Kurti, leger gekleidet in Jeans und schwarzem Hemd, erwähnt nicht die Unterstützung durch Florin Krasniqi, den Multimillionär, der früher in den USA gelebt hat und nun als Abgeordneter für Vetevendosje im Parlament sitzt. Auch seine engen Beziehungen zum albanischen Präsidenten Berisha sowie seine teilweise nicht sehr transparenten Kontakte zu UCK-Veteranen-Organisationen, bleiben unausgesprochen.
Der Mann, dessen Kindheit und Jugend durch Besatzung, Unterdrückung und Gewalt geprägt war, klingt jetzt wieder ganz moderat, äußert sich recht vernünftig. »Als Abgeordneter erhalte ich etwa 800 Euro im Monat, also das vierfache eines durchschnittlichen Einkommens im Kosovo. 500 Euro spende ich davon für die Bewegung, mit dem Rest bestreite ich meinen Lebensunterhalt.« Kurti bittet um eine Zigarette, inhaliert die ersten Züge tief, schaut dann lange dem Rauch hinterher, bevor er zu einer weiteren Antwort ansetzt.

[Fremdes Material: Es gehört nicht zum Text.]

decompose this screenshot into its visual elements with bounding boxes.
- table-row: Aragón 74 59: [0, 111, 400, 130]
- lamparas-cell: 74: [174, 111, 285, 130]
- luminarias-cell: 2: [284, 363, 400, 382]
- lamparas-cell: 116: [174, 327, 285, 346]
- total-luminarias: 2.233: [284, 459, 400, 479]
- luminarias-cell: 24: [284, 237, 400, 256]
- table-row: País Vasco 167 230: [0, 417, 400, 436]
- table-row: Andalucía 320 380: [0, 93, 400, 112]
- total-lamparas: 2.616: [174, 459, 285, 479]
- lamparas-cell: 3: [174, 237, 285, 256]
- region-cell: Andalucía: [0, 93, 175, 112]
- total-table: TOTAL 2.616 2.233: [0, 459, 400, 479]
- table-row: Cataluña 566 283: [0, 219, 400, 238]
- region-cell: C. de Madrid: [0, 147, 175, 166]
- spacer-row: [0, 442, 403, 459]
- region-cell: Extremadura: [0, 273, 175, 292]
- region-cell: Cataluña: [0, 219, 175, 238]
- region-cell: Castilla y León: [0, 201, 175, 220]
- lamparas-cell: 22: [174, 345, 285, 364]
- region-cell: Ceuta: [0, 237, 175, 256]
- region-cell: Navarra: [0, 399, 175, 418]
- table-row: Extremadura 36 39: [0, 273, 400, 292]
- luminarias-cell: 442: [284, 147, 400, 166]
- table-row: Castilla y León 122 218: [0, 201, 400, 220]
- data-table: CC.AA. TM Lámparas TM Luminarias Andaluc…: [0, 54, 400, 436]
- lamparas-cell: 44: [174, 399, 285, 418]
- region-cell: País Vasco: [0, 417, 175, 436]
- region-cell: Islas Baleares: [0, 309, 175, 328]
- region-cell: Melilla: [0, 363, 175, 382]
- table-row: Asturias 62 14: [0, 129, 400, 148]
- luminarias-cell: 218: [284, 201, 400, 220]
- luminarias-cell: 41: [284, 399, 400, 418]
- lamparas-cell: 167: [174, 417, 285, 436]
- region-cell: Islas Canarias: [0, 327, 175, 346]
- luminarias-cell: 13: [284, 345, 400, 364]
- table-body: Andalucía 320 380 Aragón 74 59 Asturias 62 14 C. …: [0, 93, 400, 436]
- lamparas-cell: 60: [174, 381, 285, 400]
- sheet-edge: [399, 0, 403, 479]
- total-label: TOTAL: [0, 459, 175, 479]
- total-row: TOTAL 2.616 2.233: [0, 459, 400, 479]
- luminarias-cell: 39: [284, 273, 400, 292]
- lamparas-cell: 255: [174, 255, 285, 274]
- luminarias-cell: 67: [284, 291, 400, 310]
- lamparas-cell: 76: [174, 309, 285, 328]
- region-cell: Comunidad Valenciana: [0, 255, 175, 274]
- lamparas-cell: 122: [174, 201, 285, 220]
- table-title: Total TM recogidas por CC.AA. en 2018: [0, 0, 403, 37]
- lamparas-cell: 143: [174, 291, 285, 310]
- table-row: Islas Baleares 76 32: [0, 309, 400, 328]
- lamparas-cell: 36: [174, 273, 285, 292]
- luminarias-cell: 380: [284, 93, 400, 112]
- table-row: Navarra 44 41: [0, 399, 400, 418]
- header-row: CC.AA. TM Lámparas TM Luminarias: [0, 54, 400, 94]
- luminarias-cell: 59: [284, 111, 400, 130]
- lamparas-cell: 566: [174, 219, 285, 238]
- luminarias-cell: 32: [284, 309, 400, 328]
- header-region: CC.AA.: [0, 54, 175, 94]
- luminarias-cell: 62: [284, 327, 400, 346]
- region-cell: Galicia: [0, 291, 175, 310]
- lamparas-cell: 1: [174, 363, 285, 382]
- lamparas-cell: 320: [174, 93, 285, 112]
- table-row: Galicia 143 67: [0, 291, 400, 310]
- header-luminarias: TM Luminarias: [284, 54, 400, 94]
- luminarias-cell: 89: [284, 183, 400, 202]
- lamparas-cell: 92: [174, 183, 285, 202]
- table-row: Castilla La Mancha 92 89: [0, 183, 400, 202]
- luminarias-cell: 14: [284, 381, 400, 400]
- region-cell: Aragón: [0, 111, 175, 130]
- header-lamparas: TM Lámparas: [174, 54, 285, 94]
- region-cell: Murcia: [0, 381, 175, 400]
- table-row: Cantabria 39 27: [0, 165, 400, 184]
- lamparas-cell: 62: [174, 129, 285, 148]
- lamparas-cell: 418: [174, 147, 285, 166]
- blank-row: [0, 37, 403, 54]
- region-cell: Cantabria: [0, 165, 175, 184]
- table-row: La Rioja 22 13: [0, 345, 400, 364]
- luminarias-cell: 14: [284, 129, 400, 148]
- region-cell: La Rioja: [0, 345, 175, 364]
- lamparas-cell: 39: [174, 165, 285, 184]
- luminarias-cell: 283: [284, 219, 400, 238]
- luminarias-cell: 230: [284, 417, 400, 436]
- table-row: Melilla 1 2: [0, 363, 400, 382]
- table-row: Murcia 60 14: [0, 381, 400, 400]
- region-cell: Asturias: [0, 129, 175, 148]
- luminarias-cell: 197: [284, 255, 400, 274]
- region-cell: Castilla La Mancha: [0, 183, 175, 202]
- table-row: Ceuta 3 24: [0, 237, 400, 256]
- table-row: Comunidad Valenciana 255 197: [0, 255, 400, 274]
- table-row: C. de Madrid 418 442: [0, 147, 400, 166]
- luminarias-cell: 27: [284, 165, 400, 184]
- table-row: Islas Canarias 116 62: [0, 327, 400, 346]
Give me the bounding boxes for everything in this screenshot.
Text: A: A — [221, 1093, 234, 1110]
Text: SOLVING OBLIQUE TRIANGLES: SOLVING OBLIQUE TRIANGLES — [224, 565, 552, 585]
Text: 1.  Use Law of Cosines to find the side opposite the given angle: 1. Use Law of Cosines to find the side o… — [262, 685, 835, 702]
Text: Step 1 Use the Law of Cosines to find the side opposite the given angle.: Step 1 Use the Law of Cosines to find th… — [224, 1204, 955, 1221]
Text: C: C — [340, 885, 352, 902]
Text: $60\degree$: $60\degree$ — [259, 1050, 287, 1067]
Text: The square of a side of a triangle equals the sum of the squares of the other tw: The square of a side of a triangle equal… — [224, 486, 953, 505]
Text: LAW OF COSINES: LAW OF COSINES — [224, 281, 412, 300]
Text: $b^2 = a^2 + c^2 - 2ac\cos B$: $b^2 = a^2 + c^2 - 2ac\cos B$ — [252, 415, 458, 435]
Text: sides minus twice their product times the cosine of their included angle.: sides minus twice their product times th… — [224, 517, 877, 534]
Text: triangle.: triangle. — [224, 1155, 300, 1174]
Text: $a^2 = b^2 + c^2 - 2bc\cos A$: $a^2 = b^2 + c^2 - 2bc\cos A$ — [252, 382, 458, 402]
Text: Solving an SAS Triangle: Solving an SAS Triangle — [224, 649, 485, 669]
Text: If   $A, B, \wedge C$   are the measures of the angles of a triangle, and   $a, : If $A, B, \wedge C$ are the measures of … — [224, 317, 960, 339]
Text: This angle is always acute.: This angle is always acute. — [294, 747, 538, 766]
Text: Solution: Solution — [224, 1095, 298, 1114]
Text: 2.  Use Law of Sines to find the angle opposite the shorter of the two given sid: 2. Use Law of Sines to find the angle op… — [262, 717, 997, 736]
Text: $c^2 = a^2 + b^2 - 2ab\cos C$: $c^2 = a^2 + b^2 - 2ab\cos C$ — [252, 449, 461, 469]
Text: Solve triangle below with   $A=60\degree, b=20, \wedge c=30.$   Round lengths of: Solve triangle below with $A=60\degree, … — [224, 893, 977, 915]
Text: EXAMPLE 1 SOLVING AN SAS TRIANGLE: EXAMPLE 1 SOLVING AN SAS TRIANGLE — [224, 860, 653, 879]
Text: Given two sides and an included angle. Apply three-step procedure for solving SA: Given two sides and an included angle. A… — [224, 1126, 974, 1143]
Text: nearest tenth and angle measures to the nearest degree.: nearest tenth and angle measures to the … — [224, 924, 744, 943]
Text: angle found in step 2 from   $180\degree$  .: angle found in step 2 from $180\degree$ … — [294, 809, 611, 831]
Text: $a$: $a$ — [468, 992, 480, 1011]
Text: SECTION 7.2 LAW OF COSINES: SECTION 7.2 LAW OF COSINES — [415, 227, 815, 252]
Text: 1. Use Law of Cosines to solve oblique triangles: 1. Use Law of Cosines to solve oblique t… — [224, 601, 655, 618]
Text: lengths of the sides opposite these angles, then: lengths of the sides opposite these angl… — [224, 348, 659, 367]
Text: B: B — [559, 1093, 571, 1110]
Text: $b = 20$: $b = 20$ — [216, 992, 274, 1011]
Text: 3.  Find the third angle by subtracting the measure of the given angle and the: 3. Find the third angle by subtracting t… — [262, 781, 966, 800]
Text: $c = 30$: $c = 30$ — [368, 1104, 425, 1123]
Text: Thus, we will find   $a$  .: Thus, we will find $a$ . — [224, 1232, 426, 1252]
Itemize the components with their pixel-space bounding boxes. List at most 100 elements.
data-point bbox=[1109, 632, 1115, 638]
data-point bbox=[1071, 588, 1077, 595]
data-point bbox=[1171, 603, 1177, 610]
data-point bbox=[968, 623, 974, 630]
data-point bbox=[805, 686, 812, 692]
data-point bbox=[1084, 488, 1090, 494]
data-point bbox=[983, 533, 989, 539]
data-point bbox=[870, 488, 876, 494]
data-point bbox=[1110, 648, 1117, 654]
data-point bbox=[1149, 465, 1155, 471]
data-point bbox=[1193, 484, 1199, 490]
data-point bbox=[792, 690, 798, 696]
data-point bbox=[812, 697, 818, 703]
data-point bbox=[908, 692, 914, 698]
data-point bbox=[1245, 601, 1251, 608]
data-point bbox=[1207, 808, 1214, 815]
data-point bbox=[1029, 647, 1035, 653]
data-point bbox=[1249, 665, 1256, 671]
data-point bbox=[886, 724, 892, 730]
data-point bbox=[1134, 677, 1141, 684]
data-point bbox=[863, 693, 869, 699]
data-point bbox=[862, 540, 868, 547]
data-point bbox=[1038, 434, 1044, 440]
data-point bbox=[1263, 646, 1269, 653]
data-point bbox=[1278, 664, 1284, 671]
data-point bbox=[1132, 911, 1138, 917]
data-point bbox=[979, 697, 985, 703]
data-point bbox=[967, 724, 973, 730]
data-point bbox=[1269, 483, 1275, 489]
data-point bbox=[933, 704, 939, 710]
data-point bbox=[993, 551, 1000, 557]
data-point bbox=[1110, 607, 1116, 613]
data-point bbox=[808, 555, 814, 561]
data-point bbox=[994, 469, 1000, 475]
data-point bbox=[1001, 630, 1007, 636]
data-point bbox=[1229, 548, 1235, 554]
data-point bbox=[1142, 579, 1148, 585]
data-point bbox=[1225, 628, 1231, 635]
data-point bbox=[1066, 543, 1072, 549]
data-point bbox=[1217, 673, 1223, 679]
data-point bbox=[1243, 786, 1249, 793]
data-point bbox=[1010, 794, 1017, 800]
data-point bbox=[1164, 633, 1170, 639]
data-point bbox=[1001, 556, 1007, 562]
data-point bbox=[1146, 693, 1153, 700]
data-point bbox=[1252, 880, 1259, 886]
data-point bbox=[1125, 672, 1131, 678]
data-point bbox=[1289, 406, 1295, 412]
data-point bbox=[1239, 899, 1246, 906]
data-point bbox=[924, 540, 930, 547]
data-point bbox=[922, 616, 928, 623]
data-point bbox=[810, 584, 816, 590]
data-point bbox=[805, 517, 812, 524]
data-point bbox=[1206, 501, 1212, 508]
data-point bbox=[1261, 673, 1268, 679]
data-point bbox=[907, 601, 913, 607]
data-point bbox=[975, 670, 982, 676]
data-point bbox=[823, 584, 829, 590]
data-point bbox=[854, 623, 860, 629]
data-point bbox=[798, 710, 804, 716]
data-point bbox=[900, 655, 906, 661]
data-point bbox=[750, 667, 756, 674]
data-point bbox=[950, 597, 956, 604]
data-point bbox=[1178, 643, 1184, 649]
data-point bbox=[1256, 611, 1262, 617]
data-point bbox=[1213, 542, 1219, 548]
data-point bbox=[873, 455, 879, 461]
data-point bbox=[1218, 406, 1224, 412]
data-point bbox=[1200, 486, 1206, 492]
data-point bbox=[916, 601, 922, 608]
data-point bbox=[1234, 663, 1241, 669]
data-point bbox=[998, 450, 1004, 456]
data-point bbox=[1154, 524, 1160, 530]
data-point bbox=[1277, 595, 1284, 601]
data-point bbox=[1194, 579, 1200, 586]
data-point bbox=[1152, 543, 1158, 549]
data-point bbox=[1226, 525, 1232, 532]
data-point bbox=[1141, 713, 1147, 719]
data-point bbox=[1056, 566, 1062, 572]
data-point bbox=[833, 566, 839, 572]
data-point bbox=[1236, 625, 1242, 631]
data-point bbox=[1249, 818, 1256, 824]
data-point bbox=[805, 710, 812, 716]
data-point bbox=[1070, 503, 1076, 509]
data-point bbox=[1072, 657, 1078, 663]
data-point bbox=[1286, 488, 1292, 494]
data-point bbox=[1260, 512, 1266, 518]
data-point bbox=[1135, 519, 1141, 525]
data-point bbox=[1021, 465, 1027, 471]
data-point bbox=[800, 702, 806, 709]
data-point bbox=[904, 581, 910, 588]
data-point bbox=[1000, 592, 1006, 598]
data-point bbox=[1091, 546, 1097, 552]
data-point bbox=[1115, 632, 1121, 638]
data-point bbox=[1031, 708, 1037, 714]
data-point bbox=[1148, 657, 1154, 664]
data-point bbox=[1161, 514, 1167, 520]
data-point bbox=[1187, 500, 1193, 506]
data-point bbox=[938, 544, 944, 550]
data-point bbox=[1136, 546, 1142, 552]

»Uns geht es um Selbstbestimmung, wie es der Name unserer Bewegung ja zum Ausdruck bringt. Wir sind für den Beitritt zur Europäischen Union, aber gegen die KFOR-Herrschaft und gegen serbische Parallelgesellschaften im Kosovo. Unsere Bewegung ist jung, radikal, albanisch.« Draußen ruft der Muezzin zum Gebet. Kurti hört kurz auf. »Ich bin auch Muslim. Aber meine nationale Identität bedeutet mir mehr als meine Religionszugehörigkeit. So geht es vielen Albanern.«
Die Frage bleibt offen, ob man Albin Kurti mit gängigen europäischen Maßstäben politisch einordnen kann. Wahrscheinlich bündeln sich in der Person dieses Politikers die Chancen, Risiken, aber auch Widersprüche dieses noch nicht vollendeten Nation-Building-Prozesses im Kosovo. Aber so viel ist sicher: Kurtis Einfluss dürfte in Zukunft eher noch wachsen. Umfragen zufolge ist der Zuspruch für Vetevendosje besonders unter der Jugend überdurchschnittlich. Fast die Hälfte der kosovarischen Bevölkerung ist unter 30.